En España, la vivienda está sujeta a diversos tributos que varían en función del momento de la operación, especialmente en los supuestos de compra o venta del inmueble. Estos impuestos pueden ser de ámbito estatal, autonómico o municipal y se devengan, en la mayoría de los casos, de forma puntual en el momento de la transmisión.
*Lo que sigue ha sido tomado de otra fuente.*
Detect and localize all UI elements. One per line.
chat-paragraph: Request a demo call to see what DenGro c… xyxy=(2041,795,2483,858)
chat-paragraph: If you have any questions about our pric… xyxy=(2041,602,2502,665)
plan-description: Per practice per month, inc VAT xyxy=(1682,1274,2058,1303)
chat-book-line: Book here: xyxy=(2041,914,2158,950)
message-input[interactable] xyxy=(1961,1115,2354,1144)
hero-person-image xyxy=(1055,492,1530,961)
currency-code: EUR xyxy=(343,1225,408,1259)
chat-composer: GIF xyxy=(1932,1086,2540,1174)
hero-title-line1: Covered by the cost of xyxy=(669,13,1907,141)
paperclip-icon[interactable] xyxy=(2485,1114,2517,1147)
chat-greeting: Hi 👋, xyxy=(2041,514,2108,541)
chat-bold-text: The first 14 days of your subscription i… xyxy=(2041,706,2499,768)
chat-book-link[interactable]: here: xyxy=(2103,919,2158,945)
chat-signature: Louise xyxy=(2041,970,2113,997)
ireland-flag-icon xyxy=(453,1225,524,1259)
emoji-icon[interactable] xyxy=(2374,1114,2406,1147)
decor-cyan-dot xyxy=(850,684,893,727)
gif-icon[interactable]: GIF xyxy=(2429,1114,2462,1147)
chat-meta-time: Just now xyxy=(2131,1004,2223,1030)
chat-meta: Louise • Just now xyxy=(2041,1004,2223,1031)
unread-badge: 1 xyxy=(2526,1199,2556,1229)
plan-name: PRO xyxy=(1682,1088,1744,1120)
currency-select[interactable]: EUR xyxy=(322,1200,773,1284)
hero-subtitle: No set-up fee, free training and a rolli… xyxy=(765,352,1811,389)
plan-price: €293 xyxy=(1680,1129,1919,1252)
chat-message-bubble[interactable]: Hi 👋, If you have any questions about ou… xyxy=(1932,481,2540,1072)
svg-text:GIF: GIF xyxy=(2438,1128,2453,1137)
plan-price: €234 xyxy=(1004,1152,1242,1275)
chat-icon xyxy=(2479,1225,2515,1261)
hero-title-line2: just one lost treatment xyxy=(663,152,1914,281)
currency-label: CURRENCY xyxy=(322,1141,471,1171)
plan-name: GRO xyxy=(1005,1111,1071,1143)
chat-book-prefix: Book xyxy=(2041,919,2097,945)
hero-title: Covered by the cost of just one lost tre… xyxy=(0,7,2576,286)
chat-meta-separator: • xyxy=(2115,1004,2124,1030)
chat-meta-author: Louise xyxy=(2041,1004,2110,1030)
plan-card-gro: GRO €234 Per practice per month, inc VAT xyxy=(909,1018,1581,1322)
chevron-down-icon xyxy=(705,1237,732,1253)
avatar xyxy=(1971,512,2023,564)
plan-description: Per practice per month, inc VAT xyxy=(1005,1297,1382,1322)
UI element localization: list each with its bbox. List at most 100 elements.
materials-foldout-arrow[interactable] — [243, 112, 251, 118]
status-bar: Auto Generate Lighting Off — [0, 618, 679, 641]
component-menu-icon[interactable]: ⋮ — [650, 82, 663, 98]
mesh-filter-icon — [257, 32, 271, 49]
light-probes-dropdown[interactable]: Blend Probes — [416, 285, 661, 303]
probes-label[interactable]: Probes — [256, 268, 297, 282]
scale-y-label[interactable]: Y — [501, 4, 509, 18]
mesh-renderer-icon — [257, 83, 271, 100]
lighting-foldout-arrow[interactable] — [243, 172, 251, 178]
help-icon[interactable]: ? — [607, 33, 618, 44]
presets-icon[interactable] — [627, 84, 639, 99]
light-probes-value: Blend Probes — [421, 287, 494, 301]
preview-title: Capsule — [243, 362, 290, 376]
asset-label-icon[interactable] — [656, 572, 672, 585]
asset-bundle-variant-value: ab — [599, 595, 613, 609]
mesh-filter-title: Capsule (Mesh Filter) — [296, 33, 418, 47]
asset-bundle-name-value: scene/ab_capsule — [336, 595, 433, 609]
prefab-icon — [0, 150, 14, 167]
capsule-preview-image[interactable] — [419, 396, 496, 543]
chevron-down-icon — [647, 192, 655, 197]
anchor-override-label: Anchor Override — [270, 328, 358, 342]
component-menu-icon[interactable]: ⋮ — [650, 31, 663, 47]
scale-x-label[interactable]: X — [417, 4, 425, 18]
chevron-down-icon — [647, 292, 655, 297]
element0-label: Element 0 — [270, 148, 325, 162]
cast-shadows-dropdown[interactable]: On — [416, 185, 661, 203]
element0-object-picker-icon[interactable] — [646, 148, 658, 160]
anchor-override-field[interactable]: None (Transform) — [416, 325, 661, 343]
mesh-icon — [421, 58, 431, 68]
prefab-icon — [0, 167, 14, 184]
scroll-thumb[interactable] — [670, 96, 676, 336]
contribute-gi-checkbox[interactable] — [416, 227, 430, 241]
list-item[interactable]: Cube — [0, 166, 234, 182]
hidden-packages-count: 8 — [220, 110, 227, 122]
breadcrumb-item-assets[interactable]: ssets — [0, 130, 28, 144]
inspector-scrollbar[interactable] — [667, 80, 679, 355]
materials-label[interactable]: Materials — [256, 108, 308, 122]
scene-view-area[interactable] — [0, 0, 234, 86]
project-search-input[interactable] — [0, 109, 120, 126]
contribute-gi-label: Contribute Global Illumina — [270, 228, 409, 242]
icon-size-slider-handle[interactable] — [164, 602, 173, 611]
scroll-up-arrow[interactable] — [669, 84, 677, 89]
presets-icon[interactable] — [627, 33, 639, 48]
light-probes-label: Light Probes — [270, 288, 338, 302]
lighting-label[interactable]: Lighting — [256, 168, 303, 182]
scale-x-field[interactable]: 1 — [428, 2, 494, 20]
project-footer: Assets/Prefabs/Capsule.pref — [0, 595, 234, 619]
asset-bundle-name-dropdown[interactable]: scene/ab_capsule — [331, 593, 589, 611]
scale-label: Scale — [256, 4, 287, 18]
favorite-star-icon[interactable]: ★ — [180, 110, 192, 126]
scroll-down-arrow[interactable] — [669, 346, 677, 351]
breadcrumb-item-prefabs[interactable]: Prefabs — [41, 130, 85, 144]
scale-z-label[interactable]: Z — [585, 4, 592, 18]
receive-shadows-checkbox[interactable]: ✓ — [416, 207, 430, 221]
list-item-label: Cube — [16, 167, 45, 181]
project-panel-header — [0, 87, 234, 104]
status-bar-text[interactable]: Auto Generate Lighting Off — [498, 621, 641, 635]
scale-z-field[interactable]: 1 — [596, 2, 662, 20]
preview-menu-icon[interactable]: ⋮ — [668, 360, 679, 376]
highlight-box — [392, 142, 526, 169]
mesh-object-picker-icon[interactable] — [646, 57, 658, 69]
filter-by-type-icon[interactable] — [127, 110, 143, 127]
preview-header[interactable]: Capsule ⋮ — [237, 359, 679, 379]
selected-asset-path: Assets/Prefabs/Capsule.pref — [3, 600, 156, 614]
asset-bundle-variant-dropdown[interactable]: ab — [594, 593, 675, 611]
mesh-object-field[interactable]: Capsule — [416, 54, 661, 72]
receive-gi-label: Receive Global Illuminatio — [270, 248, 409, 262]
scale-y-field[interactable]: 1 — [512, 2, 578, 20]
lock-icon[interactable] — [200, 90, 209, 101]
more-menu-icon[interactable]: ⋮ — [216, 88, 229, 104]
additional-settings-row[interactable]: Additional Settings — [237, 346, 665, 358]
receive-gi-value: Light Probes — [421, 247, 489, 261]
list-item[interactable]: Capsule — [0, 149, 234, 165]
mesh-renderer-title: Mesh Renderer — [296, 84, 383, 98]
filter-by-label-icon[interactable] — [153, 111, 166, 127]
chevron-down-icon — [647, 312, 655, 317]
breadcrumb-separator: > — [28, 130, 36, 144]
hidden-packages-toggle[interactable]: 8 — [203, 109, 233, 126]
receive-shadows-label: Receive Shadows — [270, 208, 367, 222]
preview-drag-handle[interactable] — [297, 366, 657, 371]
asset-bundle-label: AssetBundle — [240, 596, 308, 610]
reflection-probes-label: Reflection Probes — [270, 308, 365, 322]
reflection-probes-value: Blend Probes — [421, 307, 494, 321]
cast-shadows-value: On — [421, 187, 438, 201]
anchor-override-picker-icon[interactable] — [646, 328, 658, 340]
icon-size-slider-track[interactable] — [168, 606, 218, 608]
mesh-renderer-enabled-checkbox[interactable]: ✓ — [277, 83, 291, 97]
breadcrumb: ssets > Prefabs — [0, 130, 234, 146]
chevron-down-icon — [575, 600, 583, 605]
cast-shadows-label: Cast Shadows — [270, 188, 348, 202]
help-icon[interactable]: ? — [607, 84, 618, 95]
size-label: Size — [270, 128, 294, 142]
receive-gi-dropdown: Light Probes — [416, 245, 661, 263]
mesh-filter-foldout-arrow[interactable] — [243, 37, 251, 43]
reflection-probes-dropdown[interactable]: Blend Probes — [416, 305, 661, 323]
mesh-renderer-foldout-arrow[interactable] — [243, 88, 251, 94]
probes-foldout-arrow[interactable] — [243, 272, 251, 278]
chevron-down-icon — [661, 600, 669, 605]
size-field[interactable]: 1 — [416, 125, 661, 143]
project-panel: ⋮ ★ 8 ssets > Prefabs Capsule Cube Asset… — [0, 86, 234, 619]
En la compra de una vivienda, la carga fiscal depende del tipo de inmueble adquirido. En el caso de viviendas de nueva construcción, el comprador debe abonar el Impuesto sobre el Valor Añadido (IVA), que grava la entrega del inmueble por parte del promotor, así como el Impuesto sobre Actos Jurídicos Documentados (AJD), derivado de la formalización de la compraventa en escritura pública e inscripción registral. Por el contrario, en la adquisición de viviendas usadas o de segunda mano, el impuesto aplicable es el Impuesto sobre Transmisiones Patrimoniales Onerosas (ITP), de competencia autonómica.
Por su parte, en la venta o transmisión de una vivienda, ya sea por compraventa, donación o herencia, el transmitente puede quedar sujeto a distintos tributos. En el ámbito municipal, se devenga el Impuesto sobre el Incremento del Valor de los Terrenos de Naturaleza Urbana (IIVTNU), conocido como plusvalía municipal, siempre que exista un incremento del valor del terreno. En el ámbito estatal, la operación puede generar una ganancia patrimonial sujeta al IRPF, calculada como la diferencia entre el valor de transmisión y el de adquisición del inmueble.